Whenever I’m working with a designer and concepts come back that are missing the mark or the designer indicates they are struggling with a project the first question I ask is, “Did you sketch first?” I wish over the last 10 years I had kept a tally of the number of times the answer to that struggling designers question had been “no” but my guess would be somewhere close to 98 percent. When we’re coaching a new designer we always strongly encourage sketching first. And despite our best efforts and our heavy handed suggestion we often get push back from designers.

Here is what they typically say and why they’re wrong:

Response #1: I don’t need to sketch I can work faster on the computer.

Wrong: There are exceptions to every rule but as a rule of thumb you will never be able to lay out your concept on a computer faster than you can sketch it. I don’t care if you use your left foot… it’s still faster to sketch it out by hand. The other interesting things bout sketching is you can vary the aspect ration you’re working with and how often can you say you’ve been concpeting and thought to try different shapes, sizes, and ratios for your artboard?

Response #2: I’m not very good at drawing.

GREAT! No seriously, this is great news because you’re not trying to be.  Graphic artists tend to be perfectionist and if drawing isn’t their thing they find it to be a frustrating task because they perceive the end result as being less than perfect.  The truth is sketching concepts doesn’t have to be and shouldn’t be about drawing something good – most times nobody is going to even look at them except the designer themselves. You don’t even have to actually draw something recognizable… you can use a few circles for a person and squiggly lines for the location of text.

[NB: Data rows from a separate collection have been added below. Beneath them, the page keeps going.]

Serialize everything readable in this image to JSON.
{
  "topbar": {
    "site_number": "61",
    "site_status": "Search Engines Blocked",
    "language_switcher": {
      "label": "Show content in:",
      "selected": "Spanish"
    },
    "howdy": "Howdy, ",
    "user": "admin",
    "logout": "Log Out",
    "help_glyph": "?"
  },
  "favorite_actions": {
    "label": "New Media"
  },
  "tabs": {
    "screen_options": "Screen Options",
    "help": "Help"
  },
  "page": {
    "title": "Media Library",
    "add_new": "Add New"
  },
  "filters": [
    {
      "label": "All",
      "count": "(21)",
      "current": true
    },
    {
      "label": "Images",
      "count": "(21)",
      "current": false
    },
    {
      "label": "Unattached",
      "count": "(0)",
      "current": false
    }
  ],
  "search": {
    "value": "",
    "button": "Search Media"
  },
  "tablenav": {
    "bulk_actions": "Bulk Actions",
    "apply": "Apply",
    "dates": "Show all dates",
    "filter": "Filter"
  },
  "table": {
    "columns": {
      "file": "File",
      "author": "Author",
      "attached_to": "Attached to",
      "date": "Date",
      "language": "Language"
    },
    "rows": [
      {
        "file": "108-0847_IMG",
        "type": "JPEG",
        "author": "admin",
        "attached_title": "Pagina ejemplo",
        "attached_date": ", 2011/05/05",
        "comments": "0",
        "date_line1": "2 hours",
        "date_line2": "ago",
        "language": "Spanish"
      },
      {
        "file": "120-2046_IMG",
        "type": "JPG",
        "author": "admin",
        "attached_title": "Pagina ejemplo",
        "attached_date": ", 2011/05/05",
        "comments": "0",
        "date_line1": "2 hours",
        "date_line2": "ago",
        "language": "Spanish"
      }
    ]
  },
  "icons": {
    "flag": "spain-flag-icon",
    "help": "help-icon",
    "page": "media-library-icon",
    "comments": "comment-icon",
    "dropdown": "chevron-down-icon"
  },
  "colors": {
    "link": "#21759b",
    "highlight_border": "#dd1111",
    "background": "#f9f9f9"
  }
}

Respond #3: I already know what I’m going to do so I don’t need to sketch.

Maybe, but what if it doesn’t work? How many times have you had what you thought was a fantastic idea for a concept and in your excitement you put mouse to screen immediately and 45 minutes later you’re like, “uh oh, something isn’t working.”  But at that point you’ve invested too much time to just scrap it so you keep going and going and going. Pretty soon, you’ve traveled three hours down the rabbit hole and the design isn’t getting any better.  Sketching prevents helps you avoid this.  If you remember one thing from this post remember this – sketching allows you to fail faster. Spending 10 minutes putting pencil to paper can quickly reveal three or four losing ideas and spotlight the one or two you should focus on.

Sketching is fast, cheap, and easy.  It doesn’t have to be on paper, it could be on a whiteboard, a napkin, or chalkboard. The more you do it, the faster you’ll get, the faster you’ll fail, and ultimately, the fast you’ll get to a winning solution.